In a compromise over the 2011 budget, Congress and the White House agreed to cut $40 billion from last year’s budget. Across-the-board reductions of 0.2 percent were made in addition to cuts in the arts, community health centers, national and community service, family planning, and many other programs. According to the Chronicle of Philanthropy, “nearly every kind of nonprofit program financed by the government will have to fight to keep the budget scalpel at bay.”

That nonprofits must reconsider their relationship to the Federal government seems altogether obvious, but what does this mean? Some conservative thinkers believe that nonprofit dependence on government funding has always been inappropriate and has kept the sector from developing sustainable levels of private funding. According to the Chronicle, observers such as Howard Husock of the Manhattan Institute for Policy Research propose that the current crisis is an “opportunity” for private donors to pick up the slack.

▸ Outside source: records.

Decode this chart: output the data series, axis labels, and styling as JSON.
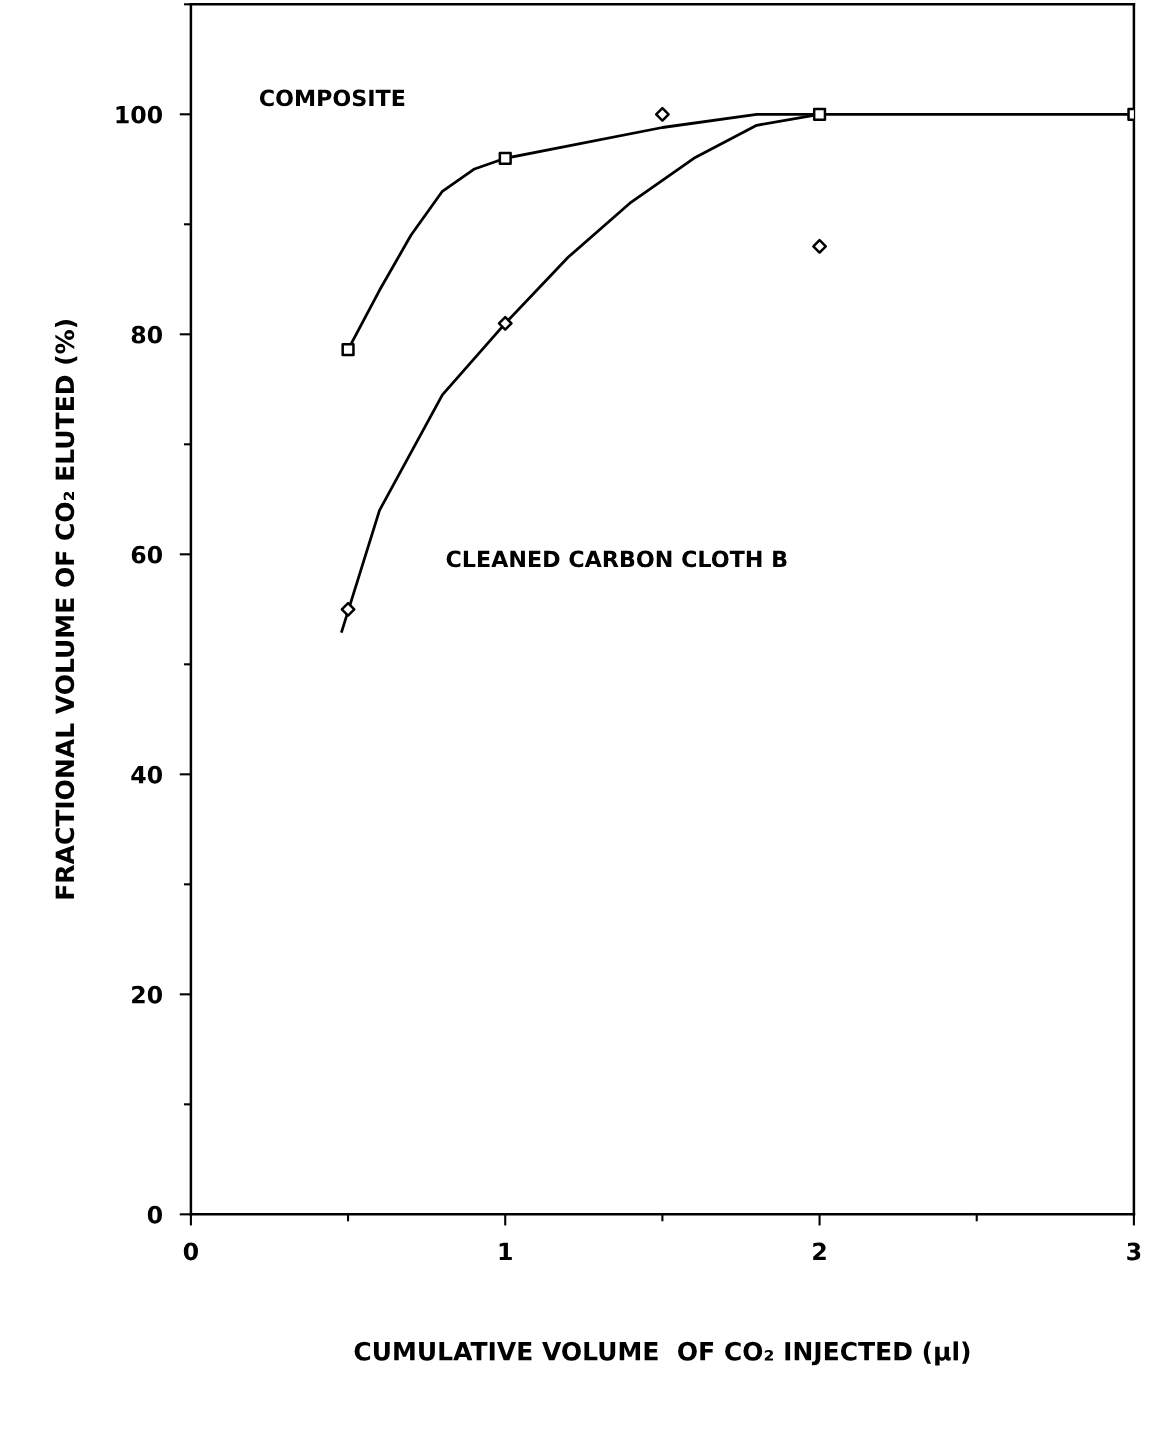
{
  "chart_data": {
    "type": "scatter",
    "xlabel": "CUMULATIVE VOLUME  OF CO₂ INJECTED (µl)",
    "ylabel": "FRACTIONAL VOLUME OF CO₂ ELUTED (%)",
    "xlim": [
      0,
      3
    ],
    "ylim": [
      0,
      110
    ],
    "xticks": [
      0,
      1,
      2,
      3
    ],
    "yticks": [
      0,
      20,
      40,
      60,
      80,
      100
    ],
    "grid": false,
    "legend": false,
    "series": [
      {
        "type": "line",
        "color": "#000000",
        "marker": "none",
        "x": [
          0.5,
          0.6,
          0.7,
          0.8,
          0.9,
          1.0,
          1.5,
          1.8,
          2.0,
          3.0
        ],
        "values": [
          78.6,
          84,
          89,
          93,
          95,
          96,
          98.8,
          100,
          100,
          100
        ]
      },
      {
        "type": "line",
        "color": "#000000",
        "marker": "none",
        "x": [
          0.48,
          0.6,
          0.8,
          1.0,
          1.2,
          1.4,
          1.6,
          1.8,
          2.0
        ],
        "values": [
          53,
          64,
          74.5,
          81,
          87,
          92,
          96,
          99,
          100
        ]
      },
      {
        "color": "#000000",
        "marker": "square",
        "x": [
          0.5,
          1.0,
          2.0,
          3.0
        ],
        "values": [
          78.6,
          96,
          100,
          100
        ]
      },
      {
        "color": "#000000",
        "marker": "diamond",
        "x": [
          0.5,
          1.0,
          1.5,
          2.0
        ],
        "values": [
          55,
          81,
          100,
          88
        ]
      }
    ],
    "annotations": [
      "COMPOSITE",
      "CLEANED CARBON CLOTH B"
    ]
  }
}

Given that saving nonprofits was hardly top priority for the country’s wealthy corporations and citizens during the recession, this solution seems far-fetched. On the other hand, the lobby to prevent budget cuts may be just as idealistic. Liberals who believe the government can best serve its citizens by funding nonprofits are calling for aggressive advocacy against the cuts that will undoubtedly burden vulnerable people and communities. But few clear alternatives have been proposed. Any effective plan to save nonprofit funding will necessarily involve detailed ideas for reducing program and administrative costs, not to mention a compelling case for changing tax policy, which never gets much traction.

Perhaps the real battleground is closer to home, where the fiscal outlook may be even bleaker.  Closing the Federal budget gap will entail cuts to already struggling state and local governments, which constitute a huge portion of public spending on human services programs. One quarter of state funding comes from the Federal government, even more in recent years due to the 2009-2010 stimulus package.

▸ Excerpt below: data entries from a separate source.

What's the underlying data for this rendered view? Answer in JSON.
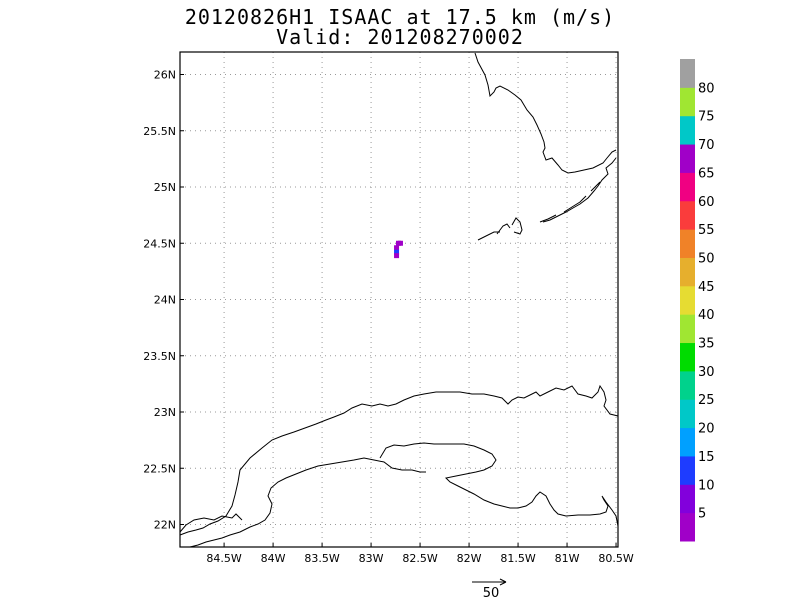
{
  "title": {
    "line1": "20120826H1 ISAAC at 17.5 km (m/s)",
    "line2": "Valid: 201208270002"
  },
  "map": {
    "lat_ticks": [
      "26N",
      "25.5N",
      "25N",
      "24.5N",
      "24N",
      "23.5N",
      "23N",
      "22.5N",
      "22N"
    ],
    "lon_ticks": [
      "84.5W",
      "84W",
      "83.5W",
      "83W",
      "82.5W",
      "82W",
      "81.5W",
      "81W",
      "80.5W"
    ],
    "lat_range": [
      21.8,
      26.2
    ],
    "lon_range": [
      -84.95,
      -80.48
    ],
    "grid": "dotted",
    "coastline_color": "#000000"
  },
  "wind_obs": [
    {
      "lon": -82.72,
      "lat": 24.5,
      "color": "#a000c8"
    },
    {
      "lon": -82.7,
      "lat": 24.5,
      "color": "#a000c8"
    },
    {
      "lon": -82.74,
      "lat": 24.46,
      "color": "#a000c8"
    },
    {
      "lon": -82.74,
      "lat": 24.42,
      "color": "#1e3cff"
    },
    {
      "lon": -82.74,
      "lat": 24.39,
      "color": "#a000c8"
    }
  ],
  "colorbar": {
    "labels": [
      "5",
      "10",
      "15",
      "20",
      "25",
      "30",
      "35",
      "40",
      "45",
      "50",
      "55",
      "60",
      "65",
      "70",
      "75",
      "80"
    ],
    "colors": [
      "#a000c8",
      "#8200dc",
      "#1e3cff",
      "#00a0ff",
      "#00c8c8",
      "#00d28c",
      "#00dc00",
      "#a0e632",
      "#e6dc32",
      "#e6af2d",
      "#f08228",
      "#fa3c3c",
      "#f00082",
      "#a000c8",
      "#00c8c8",
      "#a0e632",
      "#a0a0a0"
    ]
  },
  "reference_vector": {
    "label": "50"
  }
}
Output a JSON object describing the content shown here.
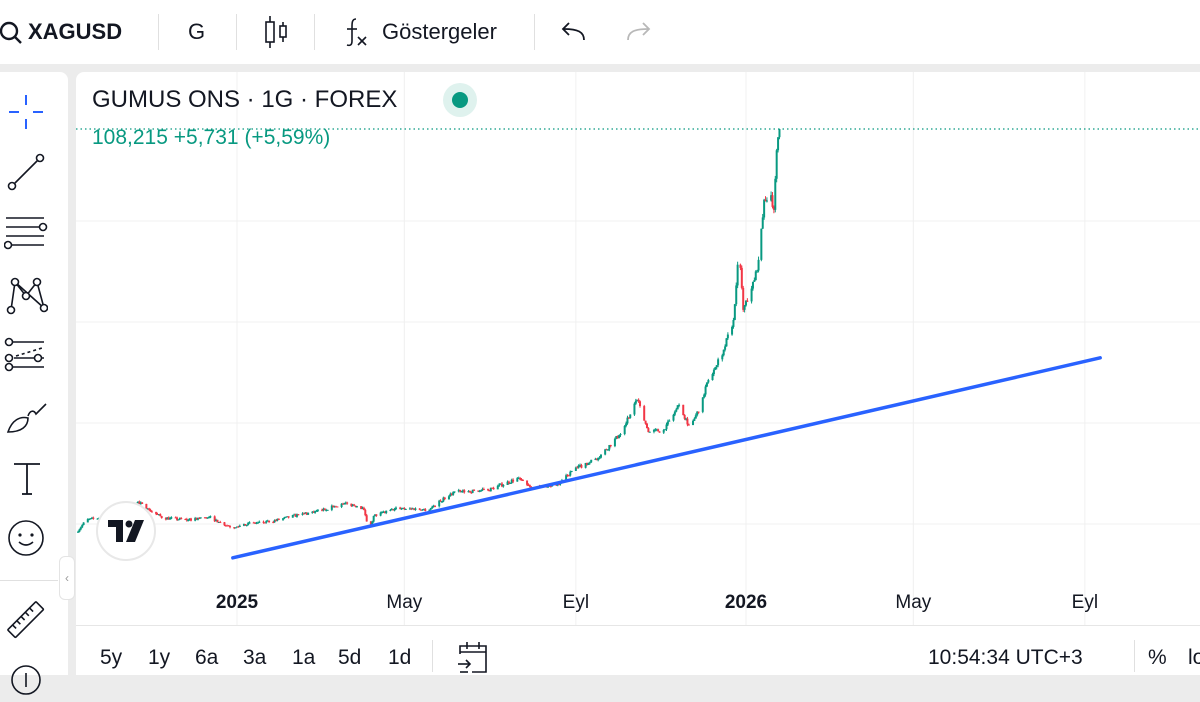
{
  "toolbar": {
    "symbol": "XAGUSD",
    "interval": "G",
    "indicators_label": "Göstergeler",
    "icons": [
      "search-icon",
      "candles-icon",
      "function-icon",
      "undo-icon",
      "redo-icon"
    ]
  },
  "left_tools": [
    "crosshair-icon",
    "trend-line-icon",
    "fib-lines-icon",
    "pattern-icon",
    "forecast-icon",
    "brush-icon",
    "text-icon",
    "emoji-icon",
    "ruler-icon",
    "zoom-icon"
  ],
  "legend": {
    "title": "GUMUS ONS · 1G · FOREX",
    "price": "108,215",
    "change": "+5,731",
    "change_pct": "(+5,59%)",
    "status_color": "#089981"
  },
  "bottom": {
    "ranges": [
      "5y",
      "1y",
      "6a",
      "3a",
      "1a",
      "5d",
      "1d"
    ],
    "clock": "10:54:34 UTC+3",
    "percent_label": "%",
    "log_label": "lo"
  },
  "colors": {
    "up": "#089981",
    "down": "#f23645",
    "trendline": "#2962ff",
    "accent": "#2962ff"
  },
  "chart_data": {
    "type": "candlestick",
    "symbol": "XAGUSD",
    "interval": "1D",
    "x_tick_labels": [
      {
        "label": "2025",
        "date": "2025-01-01",
        "bold": true
      },
      {
        "label": "May",
        "date": "2025-05-01",
        "bold": false
      },
      {
        "label": "Eyl",
        "date": "2025-09-01",
        "bold": false
      },
      {
        "label": "2026",
        "date": "2026-01-01",
        "bold": true
      },
      {
        "label": "May",
        "date": "2026-05-01",
        "bold": false
      },
      {
        "label": "Eyl",
        "date": "2026-09-01",
        "bold": false
      }
    ],
    "y_gridlines": [
      30,
      50,
      70,
      90
    ],
    "grid": true,
    "last_price": 108.215,
    "closes": [
      [
        "2024-09-09",
        28.4
      ],
      [
        "2024-09-16",
        30.8
      ],
      [
        "2024-09-25",
        31.2
      ],
      [
        "2024-10-23",
        34.4
      ],
      [
        "2024-10-31",
        32.8
      ],
      [
        "2024-11-10",
        31.2
      ],
      [
        "2024-11-28",
        30.8
      ],
      [
        "2024-12-13",
        31.4
      ],
      [
        "2024-12-20",
        30.4
      ],
      [
        "2024-12-31",
        29.2
      ],
      [
        "2025-01-07",
        30.0
      ],
      [
        "2025-01-25",
        30.4
      ],
      [
        "2025-02-15",
        31.8
      ],
      [
        "2025-03-02",
        32.6
      ],
      [
        "2025-03-19",
        34.0
      ],
      [
        "2025-03-30",
        33.6
      ],
      [
        "2025-04-03",
        32.8
      ],
      [
        "2025-04-07",
        28.8
      ],
      [
        "2025-04-10",
        31.6
      ],
      [
        "2025-04-28",
        33.2
      ],
      [
        "2025-05-19",
        32.8
      ],
      [
        "2025-06-06",
        36.3
      ],
      [
        "2025-07-01",
        36.7
      ],
      [
        "2025-07-23",
        39.1
      ],
      [
        "2025-08-03",
        37.1
      ],
      [
        "2025-08-21",
        37.9
      ],
      [
        "2025-08-31",
        40.7
      ],
      [
        "2025-09-18",
        43.1
      ],
      [
        "2025-10-03",
        47.6
      ],
      [
        "2025-10-16",
        54.6
      ],
      [
        "2025-10-24",
        48.2
      ],
      [
        "2025-11-04",
        48.6
      ],
      [
        "2025-11-15",
        53.6
      ],
      [
        "2025-11-22",
        49.6
      ],
      [
        "2025-11-29",
        52.2
      ],
      [
        "2025-12-06",
        58.5
      ],
      [
        "2025-12-17",
        64.5
      ],
      [
        "2025-12-24",
        70.4
      ],
      [
        "2025-12-28",
        84.3
      ],
      [
        "2025-12-31",
        72.4
      ],
      [
        "2026-01-08",
        78.3
      ],
      [
        "2026-01-11",
        82.3
      ],
      [
        "2026-01-15",
        94.2
      ],
      [
        "2026-01-20",
        95.1
      ],
      [
        "2026-01-22",
        92.2
      ],
      [
        "2026-01-24",
        104.0
      ],
      [
        "2026-01-26",
        108.2
      ]
    ],
    "trendline": {
      "start": [
        "2024-12-29",
        23.3
      ],
      "end": [
        "2026-09-12",
        62.9
      ]
    }
  }
}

Now states are certain to slash their nonprofit funding, especially because most are in a state of crisis over unfunded pension and retirement liabilities. Last week’s Pew Center on the States report described the estimated $1.3 to $2.4 trillion in payout obligations paralyzing state coffers, and how rising Medicaid costs are adding to debt that will certainly put downward pressure on human services spending. And just like at the national level, raising state taxes to increase revenues is an unpopular solution, and not easily achieved due to requirements for legislative super majorities and public voting.

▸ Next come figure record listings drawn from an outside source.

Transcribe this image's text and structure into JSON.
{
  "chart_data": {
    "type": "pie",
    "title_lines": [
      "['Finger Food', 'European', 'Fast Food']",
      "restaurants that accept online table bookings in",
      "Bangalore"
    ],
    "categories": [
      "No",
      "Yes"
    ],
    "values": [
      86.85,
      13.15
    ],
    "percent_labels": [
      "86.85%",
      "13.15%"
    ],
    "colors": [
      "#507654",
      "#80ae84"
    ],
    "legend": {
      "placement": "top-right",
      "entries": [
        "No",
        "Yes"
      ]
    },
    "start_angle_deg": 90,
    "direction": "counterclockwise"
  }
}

But funding trickles down even further, to the local governments that receive almost a third of their revenues from states. As the GAO reported in its April 2011 Update, local governments are in a precarious position with respect to the rising cost of health care for their workforces and retirees. According to the report, state and local governments can expect that “the fiscal position of the sector will steadily decline through 2060 absent any policy changes.”

Talk of a “new era for nonprofits” under the Obama administration once referred to the President’s ideas for building new government-nonprofit partnerships, expanding social entrepreneurship, and scaling up effective community programs to the national level. Now this new era is looking a lot less rosy. Greater reliance on nonprofits to deliver essential services assumed a proportionate allocation of funds. But partnerships with nonprofits always take a hit when budgets are cut at every level of government, and all the nonprofit innovation in the world can’t make up for a lack of public investment in the work it’s entrusted to do.